El brigada superdotado

“Hombre atractivo, alto, moreno, muy apasionado, tierno, morboso, atlético y superdotado…”. Remitir a una página web especializada en contactos sexuales el anuncio encabezado por esta frase puede costarle hasta dos meses de arresto a un brigada de la Armada destinado en la base naval de Rota (Cádiz). El motivo del expediente disciplinario no está en el contenido del mensaje, que además de inmodestia (“si me pruebas sólo una vez, te volverás adicta a mí”, concluía) pecaba de falta de originalidad, sino en la firma: “mforlop.fn.mde.es”.

Las primeras letras corresponden al acrónimo de su nombre y apellido, mientras que “Fn” son las siglas de Fuerza Naval y “mde” las de Ministerio de Defensa de España. Se trata, por tanto, de una dirección de correo electrónico correspondiente al servidor oficial de la Marina de Guerra española.

Todos los miembros de las Fuerzas Armadas disponen de una dirección electrónica (con las siglas fn los de la Armada, et los del Ejército de Tierra y ea los de la Fuerza Aérea). Junto a la misma se les entrega una copia de la normativa de uso, en la que se hace constar que esa dirección de correo electrónico sólo puede emplearse para gestiones del servicio.

El brigada habría incurrido por tanto en una falta disciplinaria grave consistente en “utilizar para usos particulares medios o recursos de carácter oficial”. El Código Disciplinario Militar castiga esta conducta con la pérdida del destino o entre uno y dos meses de arresto.

Enviado desde Rota
El asunto no es, sin embargo, tan fácil. Primero hay que demostrar que el anuncio fue remitido a la página de contactos por el propio brigada y que nadie suplantó su identidad. Aunque por Internet circulan numerosas copias del mensaje, al parecer la primera se envió a principios de enero desde un ordenador de la base de Rota.

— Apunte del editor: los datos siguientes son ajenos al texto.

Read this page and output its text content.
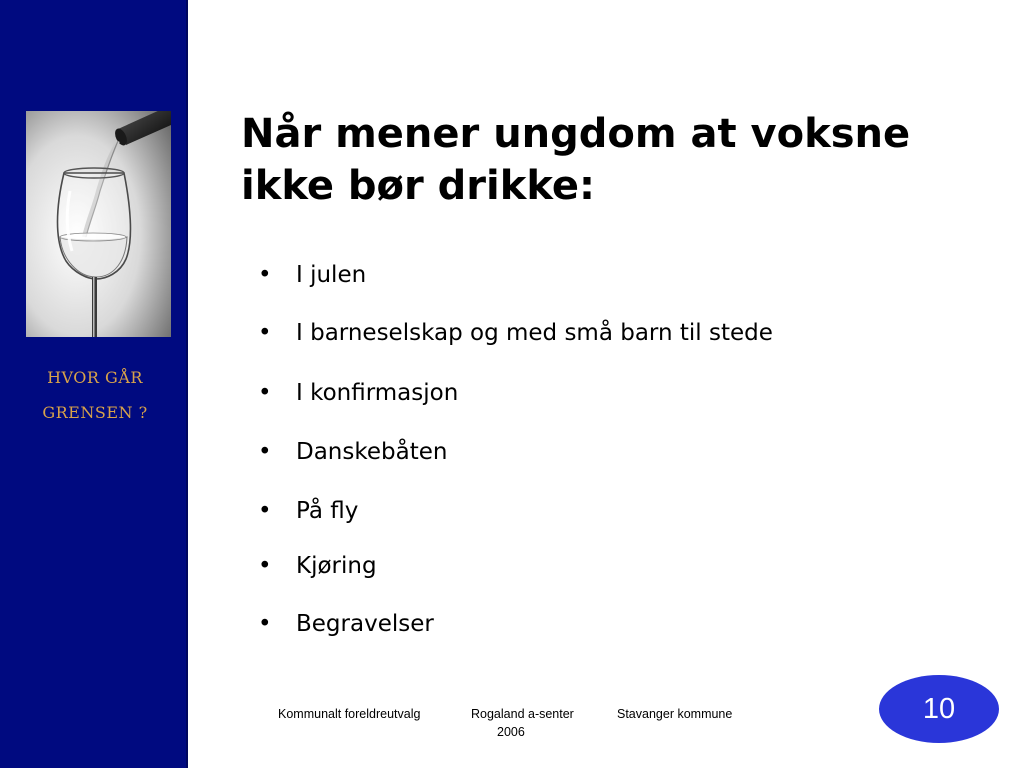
HVOR GÅR
GRENSEN ?
Når mener ungdom at voksne
ikke bør drikke:
• I julen
• I barneselskap og med små barn til stede
• I konfirmasjon
• Danskebåten
• På fly
• Kjøring
• Begravelser
Kommunalt foreldreutvalg	Rogaland a-senter	Stavanger kommune
2006
10
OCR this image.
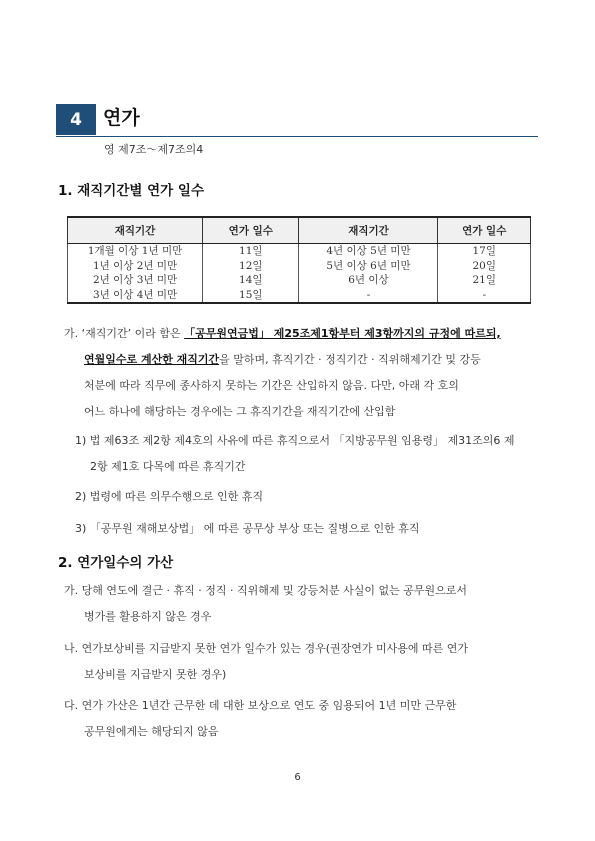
4	연가
영 제7조～제7조의4
1. 재직기간별 연가 일수
재직기간	연가 일수	재직기간	연가 일수
1개월 이상 1년 미만	11일	4년 이상 5년 미만	17일
1년 이상 2년 미만	12일	5년 이상 6년 미만	20일
2년 이상 3년 미만	14일	6년 이상	21일
3년 이상 4년 미만	15일	-	-
가. ‘재직기간’ 이라 함은 「공무원연금법」 제25조제1항부터 제3항까지의 규정에 따르되,
연월일수로 계산한 재직기간을 말하며, 휴직기간 · 정직기간 · 직위해제기간 및 강등
처분에 따라 직무에 종사하지 못하는 기간은 산입하지 않음. 다만, 아래 각 호의
어느 하나에 해당하는 경우에는 그 휴직기간을 재직기간에 산입함
1) 법 제63조 제2항 제4호의 사유에 따른 휴직으로서 「지방공무원 임용령」 제31조의6 제
2항 제1호 다목에 따른 휴직기간
2) 법령에 따른 의무수행으로 인한 휴직
3) 「공무원 재해보상법」 에 따른 공무상 부상 또는 질병으로 인한 휴직
2. 연가일수의 가산
가. 당해 연도에 결근 · 휴직 · 정직 · 직위해제 및 강등처분 사실이 없는 공무원으로서
병가를 활용하지 않은 경우
나. 연가보상비를 지급받지 못한 연가 일수가 있는 경우(권장연가 미사용에 따른 연가
보상비를 지급받지 못한 경우)
다. 연가 가산은 1년간 근무한 데 대한 보상으로 연도 중 임용되어 1년 미만 근무한
공무원에게는 해당되지 않음
6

El segundo problema estriba en que, pese a la prohibición, son muchos los militares que utilizan su dirección electrónica oficial para usos particulares y, hasta ahora, se ha hecho la vista gorda con esta práctica. “No es lo mismo”, señalan fuentes militares, “ofrecer un coche de segunda mano que poner un anuncio porno”. No es lo mismo, pero el código disciplinario no establece ninguna diferencia, así que habría que aplicar al brigada otro tipo disciplinario si no se quiere incurrir en agravio comparativo. La complejidad del tema, sobre el que se quiere sentar una doctrina para el futuro, explica que aún no se haya resuelto el expediente.

No obstante, la aplicación de la disciplina militar a Internet no es un hecho novedoso. Una marinera y dos marineros fueron expulsados en 2006 de la Armada después de que uno de ellos colgara en Youtube un vídeo con prácticas sexuales a bordo del buque Marqués de la Ensenada. También en la base de Rota, pero en la parte que ocupa la Marina estadounidense, un militar fue encausado por acceder a páginas de pederastia desde un ordenador de la Navy. Y en el Ministerio de Defensa un coronel fue castigado con ocho días de arresto domiciliario en 2005 por despedirse del servicio activo remitiendo una proclama golpista a miles de usuarios de la red interna del departamento.